What are the inherited arrhythmogenic disorders that make the Folbigg infanticide conviction unsafe?

Arrhythmia

By Michael Woodhead

9 Mar 2021

A rare inherited defect in calcium channels that predisposes to cardiac arrhythmia and sudden death has been cited as a plausible explanation for the deaths of children of  Kathleen Folbigg, who is  currently serving a 30-year prison sentence for infanticide.

Ms Folbigg was convicted in 2003 of smothering four of her children over a ten year period, but scientists now say her conviction should be overturned because it was made prior to the discovery of a genetic mutation called “CALM2 G114R” that predisposes to ventricular fibrillation, catecholaminergic polymorphic ventricular tachycardia, or mild long QT syndrome.

Calmodulinopathies are rare life-threatening arrhythmia syndromes caused by pathogenic variants in one of the three genes (CALM1CALM2, and CALM3) that encode identical calmodulin proteins

A rare calmodulinopathy mutation was present in two children and thus a fatal arrhythmic event may have been triggered by their intercurrent infections, they argue in a paper published in EP Eurospace.

Professor Carola Vinuesa and Dr Todor Arsov, from the Australian National University (ANU), first found the novel variant in the gene “CALM2”, by genome sequencing Ms Folbigg in 2018.

The “G114R” variant in the CALM2 gene, which is predicted to cause lethal cardiac arrhythmias, was found in both Ms Folbigg and her two daughters.

In their paper, they state that “biochemical and electrophysiological studies of the G114R variant show that it has deleterious effects on calcium binding and regulation of the two pivotal calcium channels involved in cardiac excitation contraction coupling, CaV1.2 and RyR2, in a similar manner to that of the pathogenic G114W and N98S variants.”

They therefore consider the variant likely precipitated the natural deaths of the two female children.

In addition, the two male children carried biallelic rare missense variants in BSN, a gene shown to cause early onset lethal epilepsy.

The paper is authored by international researchers in cardiac inherited disorders including, Professor Peter Schwartz of the Centre for Cardiac Arrhythmias of Genetic Origin, Milan

They emphasise that their findings apply to cases beyond that of Kathleen Folbigg.

“The growing understanding of inherited cardiac arrhythmias forces a reassessment of the medical foundations, never challenged, on which several mothers were found guilty of infanticide on the basis of assumption instead of evidence,” they wrote.

“The genomic revolution heralds a new era for the assessment of recurring familial sudden deaths of infants and children, an era based on a presumption of innocence for tragically unlucky families, until proved otherwise,” the paper concluded

Professor Vinuesa added: “This discovery could help mothers across the globe. Whole genome sequencing has the potential to explain sudden infant deaths.”

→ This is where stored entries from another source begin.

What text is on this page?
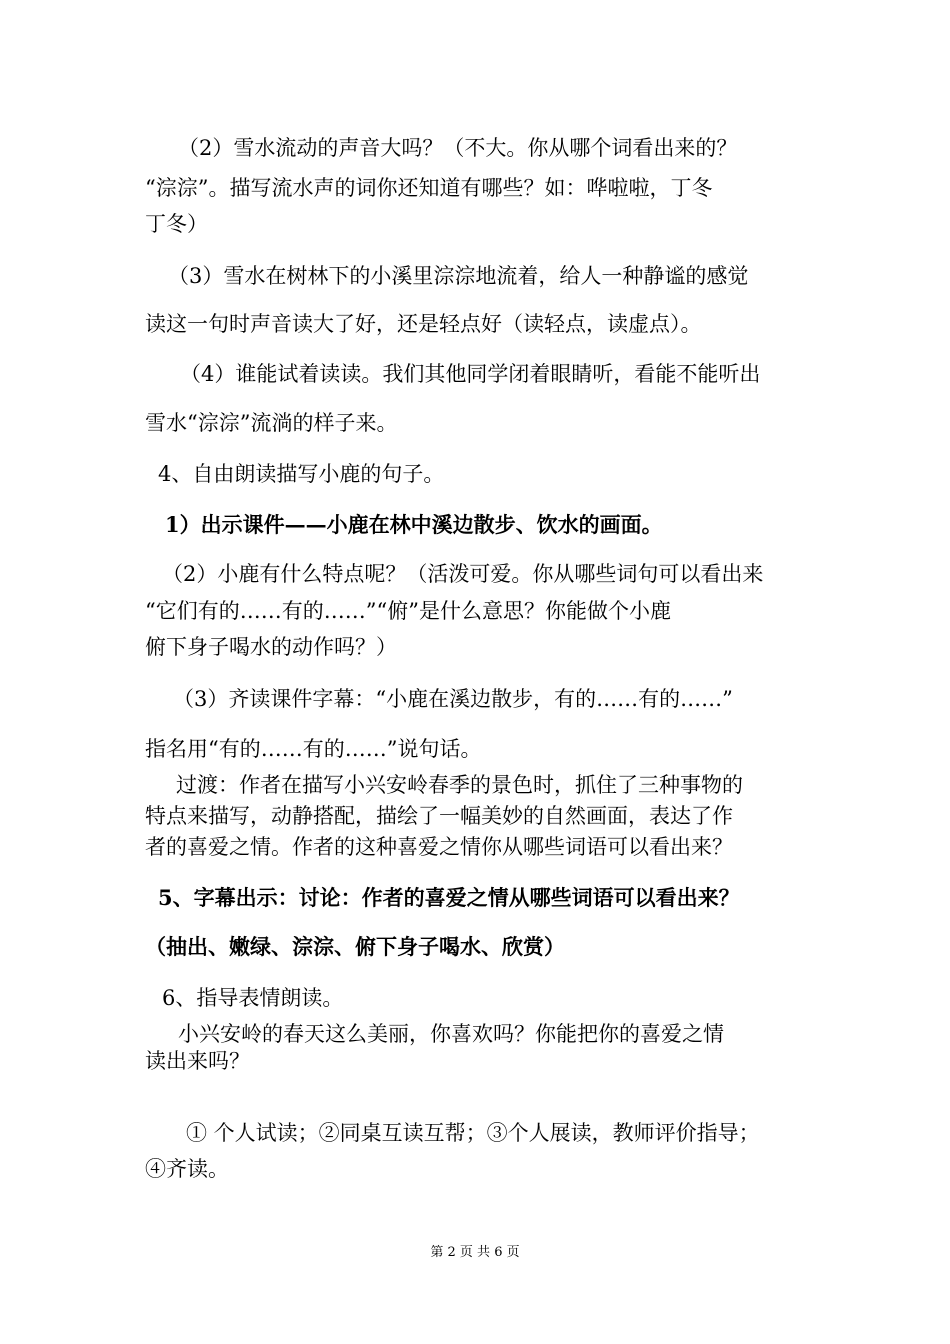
（2）雪水流动的声音大吗？（不大。你从哪个词看出来的？
“淙淙”。描写流水声的词你还知道有哪些？如：哗啦啦，丁冬
丁冬）
（3）雪水在树林下的小溪里淙淙地流着，给人一种静谧的感觉
读这一句时声音读大了好，还是轻点好（读轻点，读虚点）。
（4）谁能试着读读。我们其他同学闭着眼睛听，看能不能听出
雪水“淙淙”流淌的样子来。
4、自由朗读描写小鹿的句子。
1）出示课件——小鹿在林中溪边散步、饮水的画面。
（2）小鹿有什么特点呢？（活泼可爱。你从哪些词句可以看出来
“它们有的……有的……”“俯”是什么意思？你能做个小鹿
俯下身子喝水的动作吗？）
（3）齐读课件字幕：“小鹿在溪边散步，有的……有的……”
指名用“有的……有的……”说句话。
过渡：作者在描写小兴安岭春季的景色时，抓住了三种事物的
特点来描写，动静搭配，描绘了一幅美妙的自然画面，表达了作
者的喜爱之情。作者的这种喜爱之情你从哪些词语可以看出来？
5、字幕出示：讨论：作者的喜爱之情从哪些词语可以看出来？
（抽出、嫩绿、淙淙、俯下身子喝水、欣赏）
6、指导表情朗读。
小兴安岭的春天这么美丽，你喜欢吗？你能把你的喜爱之情
读出来吗？
① 个人试读；②同桌互读互帮；③个人展读，教师评价指导；
④齐读。
第 2 页 共 6 页
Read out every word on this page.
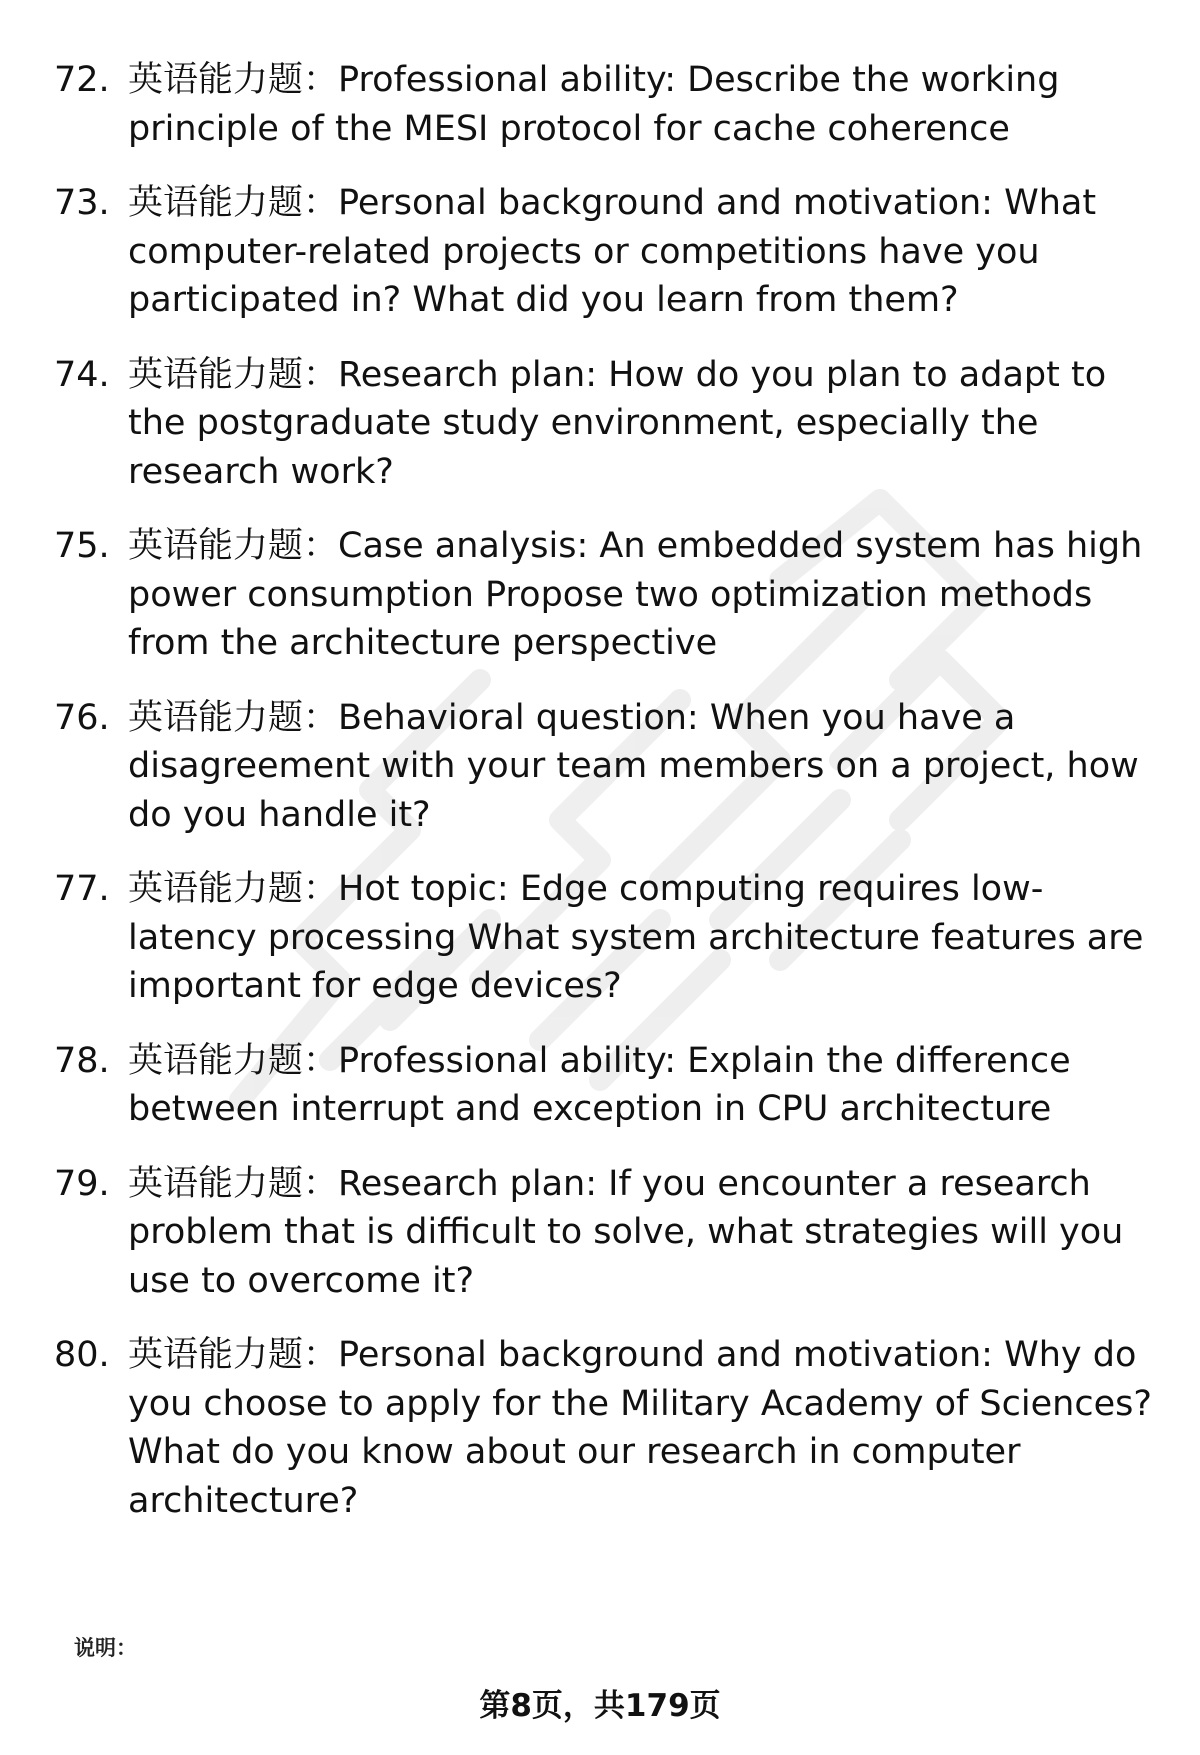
72. 英语能力题：Professional ability: Describe the working principle of the MESI protocol for cache coherence
73. 英语能力题：Personal background and motivation: What computer-related projects or competitions have you participated in? What did you learn from them?
74. 英语能力题：Research plan: How do you plan to adapt to the postgraduate study environment, especially the research work?
75. 英语能力题：Case analysis: An embedded system has high power consumption Propose two optimization methods from the architecture perspective
76. 英语能力题：Behavioral question: When you have a disagreement with your team members on a project, how do you handle it?
77. 英语能力题：Hot topic: Edge computing requires low-latency processing What system architecture features are important for edge devices?
78. 英语能力题：Professional ability: Explain the difference between interrupt and exception in CPU architecture
79. 英语能力题：Research plan: If you encounter a research problem that is difficult to solve, what strategies will you use to overcome it?
80. 英语能力题：Personal background and motivation: Why do you choose to apply for the Military Academy of Sciences? What do you know about our research in computer architecture?
说明：
第8页，共179页
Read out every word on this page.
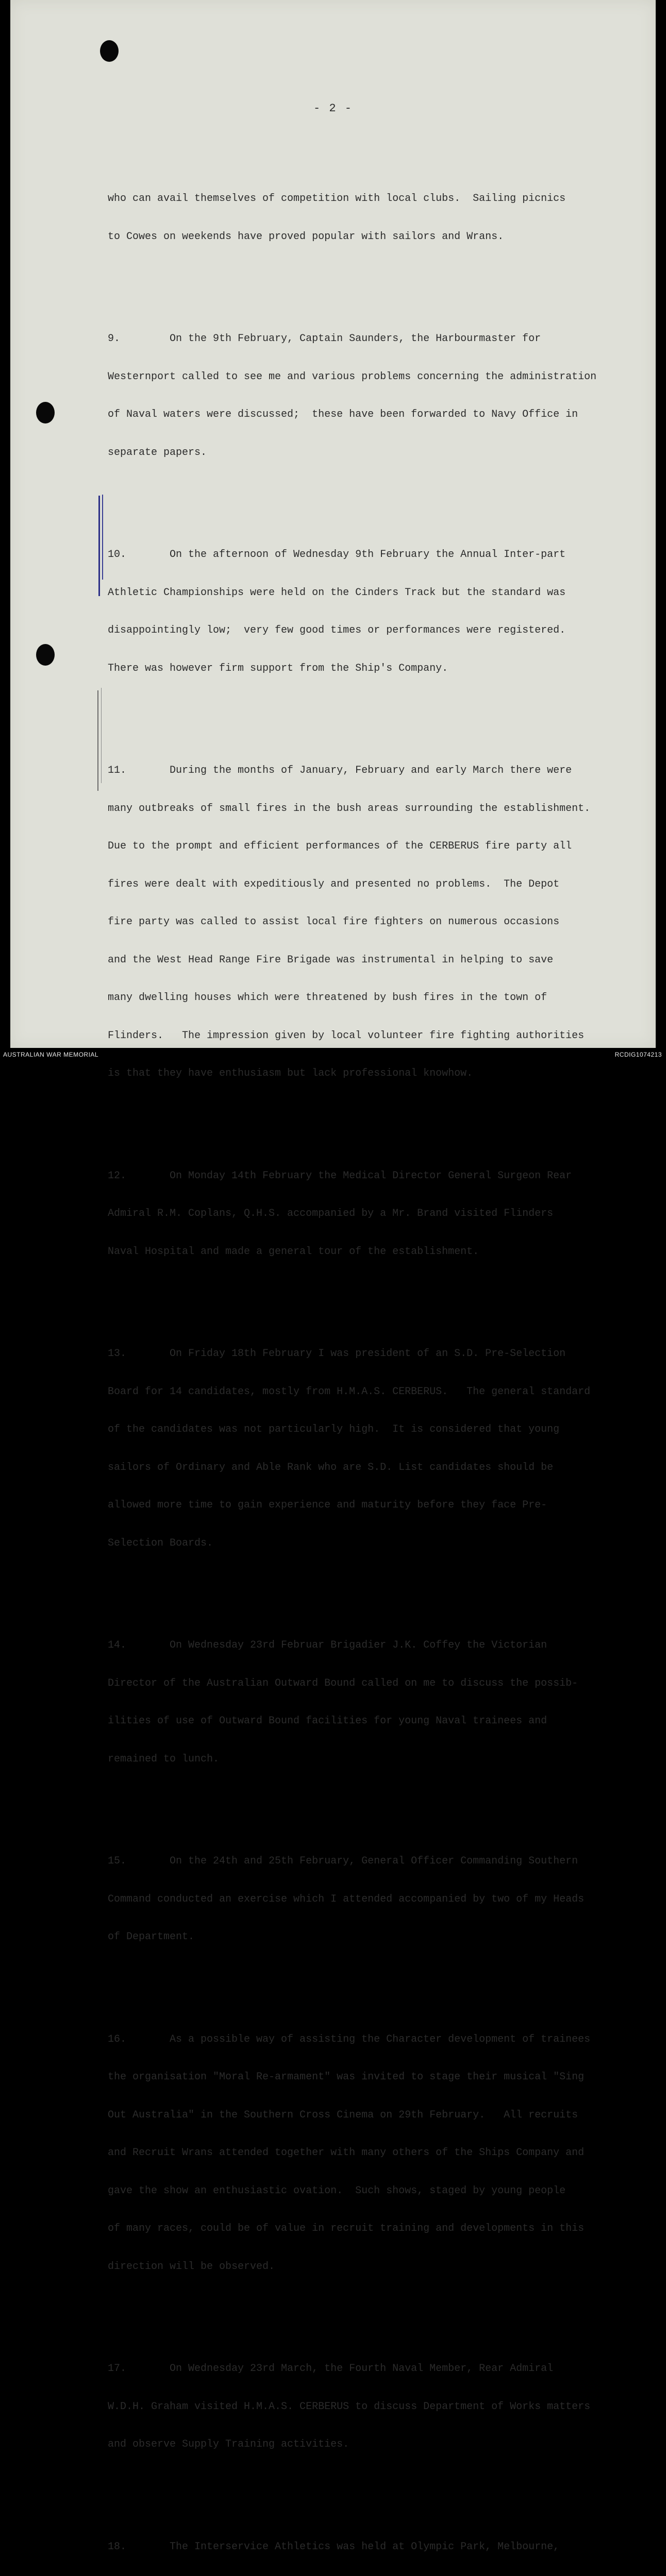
- 2 -

who can avail themselves of competition with local clubs.  Sailing picnics

to Cowes on weekends have proved popular with sailors and Wrans.

9.        On the 9th February, Captain Saunders, the Harbourmaster for

Westernport called to see me and various problems concerning the administration

of Naval waters were discussed;  these have been forwarded to Navy Office in

separate papers.

10.       On the afternoon of Wednesday 9th February the Annual Inter-part

Athletic Championships were held on the Cinders Track but the standard was

disappointingly low;  very few good times or performances were registered.

There was however firm support from the Ship's Company.

11.       During the months of January, February and early March there were

many outbreaks of small fires in the bush areas surrounding the establishment.

Due to the prompt and efficient performances of the CERBERUS fire party all

fires were dealt with expeditiously and presented no problems.  The Depot

fire party was called to assist local fire fighters on numerous occasions

and the West Head Range Fire Brigade was instrumental in helping to save

many dwelling houses which were threatened by bush fires in the town of

Flinders.   The impression given by local volunteer fire fighting authorities

is that they have enthusiasm but lack professional knowhow.

12.       On Monday 14th February the Medical Director General Surgeon Rear

Admiral R.M. Coplans, Q.H.S. accompanied by a Mr. Brand visited Flinders

Naval Hospital and made a general tour of the establishment.

13.       On Friday 18th February I was president of an S.D. Pre-Selection

Board for 14 candidates, mostly from H.M.A.S. CERBERUS.   The general standard

of the candidates was not particularly high.  It is considered that young

sailors of Ordinary and Able Rank who are S.D. List candidates should be

allowed more time to gain experience and maturity before they face Pre-

Selection Boards.

14.       On Wednesday 23rd Februar Brigadier J.K. Coffey the Victorian

Director of the Australian Outward Bound called on me to discuss the possib-

ilities of use of Outward Bound facilities for young Naval trainees and

remained to lunch.

15.       On the 24th and 25th February, General Officer Commanding Southern

Command conducted an exercise which I attended accompanied by two of my Heads

of Department.

16.       As a possible way of assisting the Character development of trainees

the organisation "Moral Re-armament" was invited to stage their musical "Sing

Out Australia" in the Southern Cross Cinema on 29th February.   All recruits

and Recruit Wrans attended together with many others of the Ships Company and

gave the show an enthusiastic ovation.  Such shows, staged by young people

of many races, could be of value in recruit training and developments in this

direction will be observed.

17.       On Wednesday 23rd March, the Fourth Naval Member, Rear Admiral

W.D.H. Graham visited H.M.A.S. CERBERUS to discuss Department of Works matters

and observe Supply Training activities.

18.       The Interservice Athletics was held at Olympic Park, Melbourne,

AUSTRALIAN WAR MEMORIAL	RCDIG1074213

However the research findings came too late to be included in a 2019 inquiry into Ms Folbigg’s convictions, which concluded that there was no natural cause for the Folbigg children’s death.

This omission has led to a petition for Ms Folbigg’s conviction to be reviewed, signed by 90 prominent scientists including Australian Academy of Science President, Professor John Shine, public health researcher Professor Fiona Stanley and former Chief Scientist Professor Ian Chubb .

They noted that Ms Folbigg had been convicted bases on ambiguous diary entries rather than solid evidence or facts.

“It is deeply concerning that medical and scientific evidence has been ignored in preference of circumstantial evidence. We now have an alternative explanation for the death of the Folbigg children,” said Professor Fiona Stanley.